Activism, activists, advocacy, advocate, advocates, barrier, barriers, biased, biased toward…
Voici les premiers mots d’une liste qui hier en comptait cent, aujourd’hui cent-vingt et demain on ne sait combien. Mots à bannir des projets de recherche aux Etats-Unis sous peine de perdre l’accès aux financements de l’Etat. Tout le monde ou presque en parle. S’il nous faut la voir pour y croire, il nous faut plus encore la lire, un mot après l’autre, pour percevoir ce dont elle est vraiment le signe.
Tel est l’avis d’Olivier Ertzscheid. Sur le site de la revue AOC, ce chercheur en science de l’information et de la communication à l’Université de Nantes a signé il y a peu un texte crucial sur le sujet: «Blacklisté – sur le rapport fasciste de Trump au langage». 1>https://aoc.media/opinion/2025/02/19/blackliste-sur-le-rapport-fasciste-de-trump-au-langage/.
La lecture de cette pièce ne laisse guère de place au doute. Aujourd’hui lorsque des mots sont attaqués – et en même temps qu’eux les réalités qu’ils désignent –, c’est potentiellement toute l’humanité qui s’en trouve affectée.

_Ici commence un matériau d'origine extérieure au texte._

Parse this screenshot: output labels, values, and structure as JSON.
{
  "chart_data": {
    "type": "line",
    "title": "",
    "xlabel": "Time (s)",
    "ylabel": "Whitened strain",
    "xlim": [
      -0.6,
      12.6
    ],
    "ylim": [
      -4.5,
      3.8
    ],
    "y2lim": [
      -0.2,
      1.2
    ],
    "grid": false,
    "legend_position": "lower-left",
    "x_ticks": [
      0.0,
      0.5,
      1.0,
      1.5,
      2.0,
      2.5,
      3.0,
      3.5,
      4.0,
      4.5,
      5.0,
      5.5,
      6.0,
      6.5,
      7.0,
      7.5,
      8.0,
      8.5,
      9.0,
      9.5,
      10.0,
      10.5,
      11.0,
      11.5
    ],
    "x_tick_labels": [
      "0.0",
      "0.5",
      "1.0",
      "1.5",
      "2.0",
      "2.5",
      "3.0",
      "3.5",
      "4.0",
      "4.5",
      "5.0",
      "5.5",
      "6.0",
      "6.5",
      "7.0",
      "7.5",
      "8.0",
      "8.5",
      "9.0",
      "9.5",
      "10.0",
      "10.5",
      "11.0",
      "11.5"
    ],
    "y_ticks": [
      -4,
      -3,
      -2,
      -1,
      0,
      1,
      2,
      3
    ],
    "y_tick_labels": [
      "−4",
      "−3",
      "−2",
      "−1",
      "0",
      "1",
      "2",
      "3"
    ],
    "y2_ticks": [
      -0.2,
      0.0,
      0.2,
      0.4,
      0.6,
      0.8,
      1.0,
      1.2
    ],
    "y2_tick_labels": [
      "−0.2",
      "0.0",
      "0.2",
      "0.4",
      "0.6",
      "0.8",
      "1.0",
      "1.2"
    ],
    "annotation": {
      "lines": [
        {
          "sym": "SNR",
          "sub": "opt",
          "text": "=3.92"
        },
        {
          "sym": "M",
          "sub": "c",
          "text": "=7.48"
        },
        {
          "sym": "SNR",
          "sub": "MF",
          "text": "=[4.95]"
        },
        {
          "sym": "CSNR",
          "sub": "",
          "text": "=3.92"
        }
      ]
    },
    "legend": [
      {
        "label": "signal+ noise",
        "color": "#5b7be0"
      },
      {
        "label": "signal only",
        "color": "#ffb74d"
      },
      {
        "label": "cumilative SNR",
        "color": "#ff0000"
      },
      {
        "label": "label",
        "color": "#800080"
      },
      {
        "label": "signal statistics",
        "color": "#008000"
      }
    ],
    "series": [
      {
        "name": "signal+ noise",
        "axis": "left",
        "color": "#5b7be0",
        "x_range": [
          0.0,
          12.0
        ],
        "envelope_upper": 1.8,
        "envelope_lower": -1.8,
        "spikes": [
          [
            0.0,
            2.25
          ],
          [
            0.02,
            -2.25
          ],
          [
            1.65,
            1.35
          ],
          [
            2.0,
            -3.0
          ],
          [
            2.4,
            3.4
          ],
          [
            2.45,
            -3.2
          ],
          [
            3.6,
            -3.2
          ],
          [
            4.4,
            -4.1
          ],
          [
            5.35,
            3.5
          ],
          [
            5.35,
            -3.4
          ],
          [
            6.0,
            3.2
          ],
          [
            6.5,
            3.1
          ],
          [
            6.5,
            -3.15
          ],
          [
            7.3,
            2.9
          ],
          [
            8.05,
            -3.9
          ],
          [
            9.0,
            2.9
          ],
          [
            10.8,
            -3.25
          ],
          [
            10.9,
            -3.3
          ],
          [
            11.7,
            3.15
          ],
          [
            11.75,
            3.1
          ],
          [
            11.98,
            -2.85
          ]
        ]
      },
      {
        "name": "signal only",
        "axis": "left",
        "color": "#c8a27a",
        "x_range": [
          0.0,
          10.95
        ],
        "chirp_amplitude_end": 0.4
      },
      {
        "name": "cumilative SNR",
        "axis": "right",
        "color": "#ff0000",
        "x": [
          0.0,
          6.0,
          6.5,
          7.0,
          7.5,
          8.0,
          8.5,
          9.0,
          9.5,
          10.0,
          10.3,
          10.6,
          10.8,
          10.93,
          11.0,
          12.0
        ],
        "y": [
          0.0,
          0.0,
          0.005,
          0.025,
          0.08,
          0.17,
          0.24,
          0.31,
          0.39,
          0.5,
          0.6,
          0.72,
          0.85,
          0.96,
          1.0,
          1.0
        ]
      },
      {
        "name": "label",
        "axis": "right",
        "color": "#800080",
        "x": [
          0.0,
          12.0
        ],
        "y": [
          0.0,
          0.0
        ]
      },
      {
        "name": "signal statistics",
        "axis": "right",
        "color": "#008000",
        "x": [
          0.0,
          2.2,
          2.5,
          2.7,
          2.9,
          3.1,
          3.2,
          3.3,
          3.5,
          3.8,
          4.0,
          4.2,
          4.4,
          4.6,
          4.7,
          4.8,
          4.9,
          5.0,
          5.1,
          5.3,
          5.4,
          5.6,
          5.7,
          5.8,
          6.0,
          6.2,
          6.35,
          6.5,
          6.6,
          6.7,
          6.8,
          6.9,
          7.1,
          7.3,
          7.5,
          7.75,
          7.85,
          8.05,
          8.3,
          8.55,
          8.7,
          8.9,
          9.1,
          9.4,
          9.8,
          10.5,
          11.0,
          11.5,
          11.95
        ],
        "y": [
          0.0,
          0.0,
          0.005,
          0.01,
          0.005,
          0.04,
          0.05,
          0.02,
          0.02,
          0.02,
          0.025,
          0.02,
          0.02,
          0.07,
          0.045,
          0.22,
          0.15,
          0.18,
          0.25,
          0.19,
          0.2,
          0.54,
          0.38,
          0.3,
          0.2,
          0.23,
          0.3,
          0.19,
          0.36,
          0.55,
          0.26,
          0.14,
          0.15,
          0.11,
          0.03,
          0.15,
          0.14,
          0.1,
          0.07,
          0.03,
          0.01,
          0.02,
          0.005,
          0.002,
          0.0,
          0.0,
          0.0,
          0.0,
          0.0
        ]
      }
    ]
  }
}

La menace qui pèse sur nous toutes et tous ne s’arrête d’ailleurs pas à la seule interdiction de certains mots. Il faut y ajouter la suppression massive de données dans un «‘immense autodafé numérique’, où ce ne sont plus des livres qu’on brûle, mais des sites Web, des pages Internet, des index, des bases de données».
Sans compter que le Web n’a pas attendu cette double attaque pour se métamorphoser. Sous l’effet de bots dopés aux algorithmes – et plus encore depuis l’arrivée des agents conversationnels –, le Web contient de plus en plus de textes, d’images et de vidéos générés artificiellement. Le Web a ainsi changé de nature sans qu’on ne s’en rende compte et il serait judicieux de le nommer pour ce qu’il est devenu: un Web synthétique.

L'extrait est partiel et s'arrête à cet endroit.